# Stacked Machine Learning

In [1]:
## IMPORTANT !

# In the first order need to set the number of CPU 
# for calculation before launching (depends on computer's number of cores)
n_jobs= 50

### Load libraries

In [2]:
#libraries
import pandas as pd
import numpy as np
import os
import sys
import shutil
import glob
import joblib
import warnings
from datetime import date, datetime

from sklearn.decomposition import PCA
from sklearn.impute import SimpleImputer
from sklearn.linear_model import ElasticNet
from sklearn.linear_model import LinearRegression
from sklearn.metrics import mean_absolute_error
from sklearn.metrics import mean_squared_error
from sklearn.metrics import r2_score
from sklearn.model_selection import GridSearchCV
from sklearn.model_selection import GroupKFold
from sklearn.model_selection import LeavePGroupsOut
from sklearn.model_selection import train_test_split
from sklearn.pipeline import Pipeline
from sklearn.preprocessing import LabelEncoder
from sklearn.preprocessing import StandardScaler
from sklearn.utils import resample

import matplotlib.pyplot as plt
import seaborn as sns

from scipy.stats import pearsonr
import scipy.stats as st

from nilearn import image as nli
from nilearn import plotting

from mne.viz import plot_connectivity_circle

### Load functions

In [3]:
def control_2(z, control, index):    #age+gender+race/ethn == 4
    #z should be a series
    #control is a feature table
    #index for indexing
    
    #shrink data to local train index
    y = z.reindex(index = index)
    X = control.reindex(index = index)

    #drop Nan in target and clean this subj from features
    y = y.dropna()
    X = X.loc[y.index,:]
    ind_y = np.array(y.index)
    
    #Centralize target by y_i-y_mean
    y= pd.DataFrame([i-y.mean() for i in y], index=y.index)    
    #y_real = y
    
    #reshaping data
    X = X.values
    y = y.values.reshape(-1, 1).ravel()
    
    #fill Nan in X
    X = SimpleImputer(strategy='mean').fit_transform(X)
    
    #Standartize X
    X = StandardScaler().fit_transform(X)
    
    #Fit to the training set
    y_pred = LinearRegression().fit(X, y).predict(X)
    
    y_res = y - y_pred
    
    return y_res, ind_y

In [4]:
def control_mov_feature(z, control, mov, index): #age+gender+race/ethn+each specific task movement == 5
    #z should be a table of features
    #mov should be a series with movements for a specific modality
    
    #shrink data to local train index
    z = z.reindex(index = index)
    control = control.reindex(index = index)
    mov = mov.reindex(index = index) 
    ind = z.index
    #concal control with mov
    cont = control
    cont['mov'] = mov
    
    #loop
    dct = {}
    col_name = z.columns
    for col in col_name:
        y = z[col]
        X = cont
        
        #Centralize target by y_i-y_mean
        y= pd.DataFrame([i-y.mean() for i in y], index=y.index) 
        
        #reshaping data
        X = X.values
        y = y.values.reshape(-1, 1).ravel()

        #fill Nan in X
        X = SimpleImputer(strategy='mean').fit_transform(X)

        #Standartize X
        X = StandardScaler().fit_transform(X)

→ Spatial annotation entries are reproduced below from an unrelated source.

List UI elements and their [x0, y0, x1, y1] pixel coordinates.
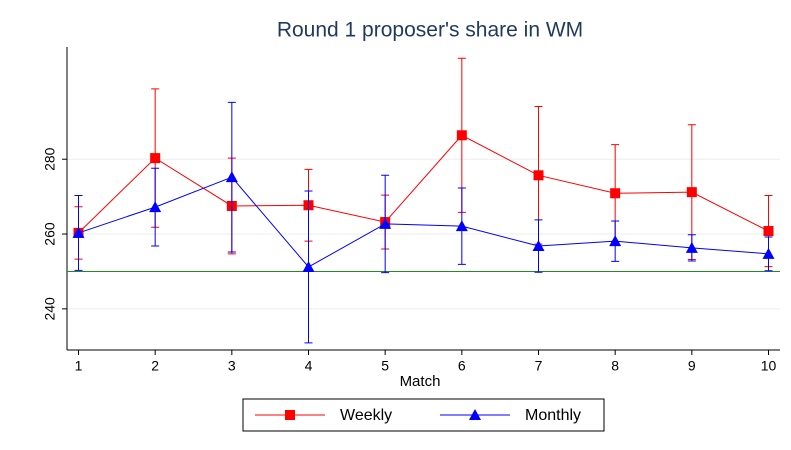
marker [72, 226, 85, 238]
legend-label: Monthly [525, 407, 581, 424]
x-tick-label: 9 [688, 358, 696, 374]
x-tick-label: 3 [228, 358, 236, 374]
marker [302, 260, 315, 272]
marker [609, 235, 622, 247]
marker [456, 130, 467, 141]
marker [763, 226, 774, 237]
marker [379, 217, 392, 229]
series-line [78, 134, 769, 234]
chart-title: Round 1 proposer's share in WM [277, 19, 583, 42]
x-axis-label: Match [400, 373, 441, 390]
legend-marker [285, 410, 295, 420]
x-tick-label: 2 [151, 358, 159, 374]
legend-marker [469, 409, 481, 420]
x-tick-label: 8 [611, 358, 619, 374]
marker [533, 170, 544, 181]
x-tick-label: 4 [305, 358, 313, 374]
x-tick-label: 7 [535, 358, 543, 374]
marker [686, 187, 697, 198]
marker [610, 188, 621, 199]
y-tick-label: 280 [42, 147, 58, 171]
series-line [78, 176, 769, 268]
y-tick-label: 240 [42, 297, 58, 321]
y-tick-label: 260 [42, 222, 58, 246]
marker [762, 247, 775, 259]
x-tick-label: 1 [75, 358, 83, 374]
x-tick-label: 10 [761, 358, 777, 374]
marker [685, 241, 698, 253]
marker [225, 171, 238, 183]
marker [149, 201, 162, 213]
marker [532, 240, 545, 252]
x-tick-label: 6 [458, 358, 466, 374]
marker [455, 220, 468, 232]
marker [150, 153, 161, 164]
legend-label: Weekly [340, 407, 392, 424]
x-tick-label: 5 [381, 358, 389, 374]
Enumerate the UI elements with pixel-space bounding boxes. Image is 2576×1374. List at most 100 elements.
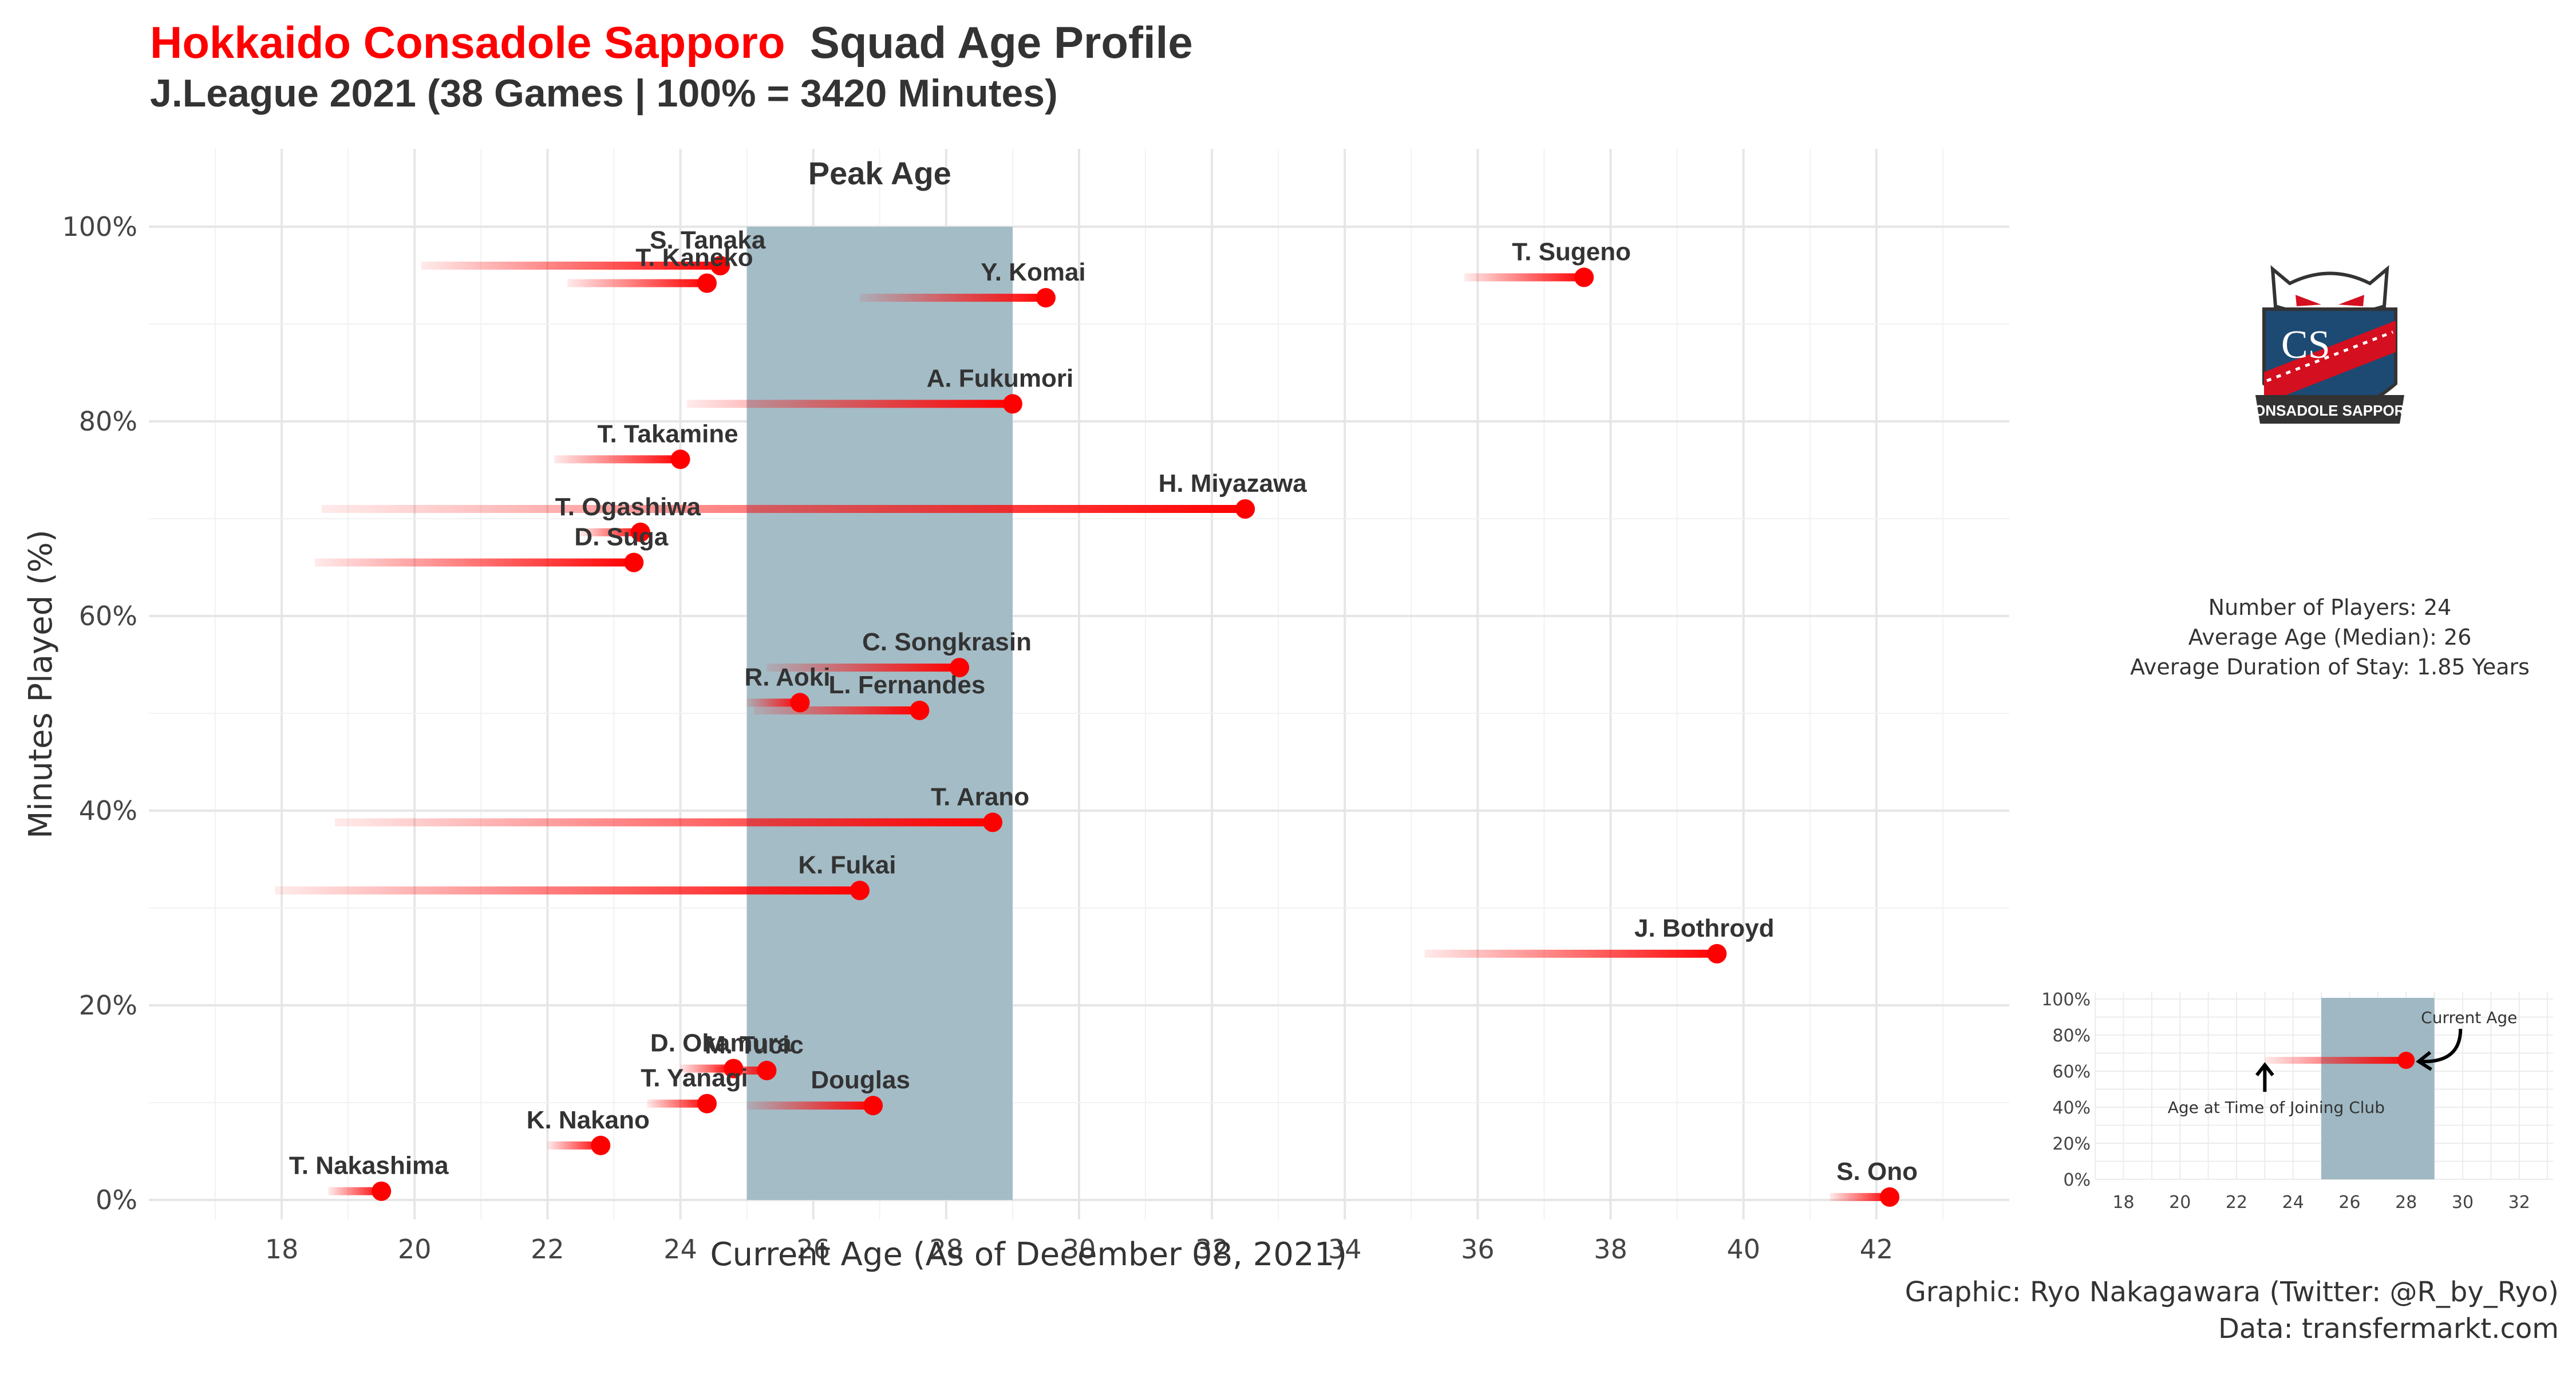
player-point [850,881,870,901]
inset-x-tick-label: 18 [2112,1193,2134,1213]
credit-line: Graphic: Ryo Nakagawara (Twitter: @R_by_… [1905,1276,2559,1308]
tenure-line [567,279,707,287]
y-tick-label: 60% [79,601,137,631]
player-point [710,256,730,275]
median-age: Average Age (Median): 26 [2188,625,2472,650]
player-mark: T. Kaneko [567,244,753,293]
tenure-line [746,698,800,707]
inset-x-tick-label: 22 [2226,1193,2247,1213]
player-label: M. Tucic [705,1031,804,1059]
caption: Graphic: Ryo Nakagawara (Twitter: @R_by_… [1905,1274,2559,1347]
tenure-line [647,1099,707,1108]
player-label: Douglas [811,1066,910,1094]
x-tick-label: 22 [531,1234,564,1265]
player-mark: T. Sugeno [1464,238,1631,287]
tenure-line [547,1141,601,1150]
inset-example-point [2397,1052,2415,1069]
inset-y-tick-label: 100% [2041,990,2091,1010]
player-point [1707,943,1727,964]
player-mark: S. Ono [1830,1158,1918,1207]
player-label: L. Fernandes [829,671,986,699]
average-stay: Average Duration of Stay: 1.85 Years [2130,654,2530,680]
tenure-line [746,1101,874,1110]
x-tick-label: 20 [398,1234,432,1265]
grid [149,149,2009,1219]
player-point [983,812,1003,832]
player-point [1002,394,1022,414]
player-mark: K. Nakano [527,1106,650,1155]
tenure-line [315,558,634,567]
title-rest: Squad Age Profile [809,17,1193,68]
player-point [950,658,970,678]
player-point [630,522,650,542]
inset-y-tick-label: 60% [2052,1062,2091,1082]
player-mark: K. Fukai [275,851,896,901]
chart-subtitle: J.League 2021 (38 Games | 100% = 3420 Mi… [150,72,1058,115]
player-mark: M. Tucic [705,1031,804,1080]
player-label: J. Bothroyd [1634,914,1774,942]
tenure-line [713,1066,767,1075]
player-point [624,552,644,572]
tenure-line [753,706,920,714]
player-mark: D. Suga [315,523,669,572]
x-tick-label: 36 [1461,1234,1495,1265]
player-point [757,1060,777,1080]
player-mark: T. Yanagi [641,1064,748,1114]
crest-monogram: CS [2281,323,2330,367]
player-mark: S. Tanaka [421,226,766,275]
x-tick-label: 32 [1195,1234,1229,1265]
tenure-line [328,1187,382,1195]
player-label: T. Kaneko [635,244,753,272]
player-label: K. Nakano [527,1106,650,1134]
player-label: T. Ogashiwa [555,493,701,521]
club-name: Hokkaido Consadole Sapporo [150,17,785,68]
source-line: Data: transfermarkt.com [2218,1313,2559,1345]
y-tick-label: 20% [79,990,137,1021]
player-mark: Douglas [746,1066,910,1116]
inset-label-current-age: Current Age [2421,1008,2517,1027]
x-tick-label: 18 [265,1234,299,1265]
player-point [591,1135,611,1155]
player-mark: Y. Komai [859,258,1086,308]
player-mark: T. Arano [335,783,1029,832]
player-mark: T. Ogashiwa [555,493,701,542]
player-point [1880,1187,1900,1207]
summary-stats: Number of Players: 24 Average Age (Media… [2072,593,2576,682]
tenure-line [1464,273,1585,282]
x-tick-label: 26 [796,1234,830,1265]
tenure-line [275,886,860,895]
inset-example-line [2265,1057,2407,1064]
tenure-line [687,400,1013,408]
inset-x-tick-label: 26 [2338,1193,2360,1213]
player-label: T. Yanagi [641,1064,748,1092]
player-mark: C. Songkrasin [767,628,1032,678]
player-mark: A. Fukumori [687,364,1073,414]
legend-inset: 18 20 22 24 26 28 30 32 0% 20% 40% 60% 80% 100% Curren… [2041,990,2553,1213]
shield [2262,307,2397,414]
title-block: Hokkaido Consadole Sapporo Squad Age Pro… [150,16,1193,118]
inset-x-tick-label: 32 [2508,1193,2530,1213]
player-point [670,449,690,469]
y-tick-label: 40% [79,795,137,826]
player-label: R. Aoki [745,663,831,691]
tenure-line [335,818,993,827]
inset-x-tick-label: 24 [2282,1193,2304,1213]
y-axis-title: Minutes Played (%) [22,530,60,839]
inset-y-tick-label: 0% [2063,1170,2091,1190]
player-label: Y. Komai [981,258,1085,286]
tenure-line [554,455,681,464]
player-mark: T. Takamine [554,420,738,469]
player-label: S. Ono [1836,1158,1918,1186]
y-tick-label: 100% [62,211,137,242]
x-tick-label: 24 [663,1234,697,1265]
player-label: C. Songkrasin [862,628,1032,656]
inset-x-tick-label: 30 [2452,1193,2474,1213]
player-label: T. Nakashima [289,1152,449,1180]
player-label: D. Okamura [650,1029,792,1057]
inset-peak-band [2321,998,2435,1179]
player-point [697,273,717,293]
player-point [910,700,930,720]
x-axis-title: Current Age (As of December 08, 2021) [710,1236,1348,1273]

        #Fit to the training set
        y_pred = LinearRegression().fit(X, y).predict(X)

        y_res = y - y_pred
        
        dct[col] = y_res
    
    df_t = pd.DataFrame(dct, index = ind)
    
    return df_t

### Path to the tables folder

In [7]:
path= '/media/DataD800/Alina/retest_set/MLtables/' 
path_s1200 = '/media/DataD800/Alina/main_set/MLtables/'

### Load tables

In [8]:
warnings.filterwarnings('ignore')
warnings.simplefilter('ignore')

#demography
demo_retest_test2 = pd.read_csv(path+'demographics_table_new.csv', index_col=0)

#targets table
targ_retest_test2 = pd.read_csv(path+'cognition_table.csv', index_col=0)

#features tables as dictionary
features_retest_test2 = {
    'emo':pd.read_csv(path+'emo_table.csv', index_col=0),
    'gam':pd.read_csv(path+'gam_table.csv', index_col=0),
    'lan':pd.read_csv(path+'lan_table.csv', index_col=0),
    'mot':pd.read_csv(path+'mot_table.csv', index_col=0),
    'rel':pd.read_csv(path+'rel_table.csv', index_col=0),
    'soc':pd.read_csv(path+'soc_table.csv', index_col=0),
    'wm':pd.read_csv(path+'wm_table.csv', index_col=0),
    'cort':pd.read_csv(path+'cort_table.csv', index_col=0),
    'subc':pd.read_csv(path+'subc_table.csv', index_col=0),
    'surf':pd.read_csv(path+'surf_table.csv', index_col=0),
    'rest':pd.read_csv(path+'rest_table_featfiltered.csv', index_col=0),
    'VolBrain':pd.read_csv(path+'VolBrain_table.csv', index_col=0)
}


#table with movements (mean relative displacement Movement_RelativeRMS_mean.txt)
movements_retest_test2 = pd.read_csv(path+'movement_table.csv', index_col=0)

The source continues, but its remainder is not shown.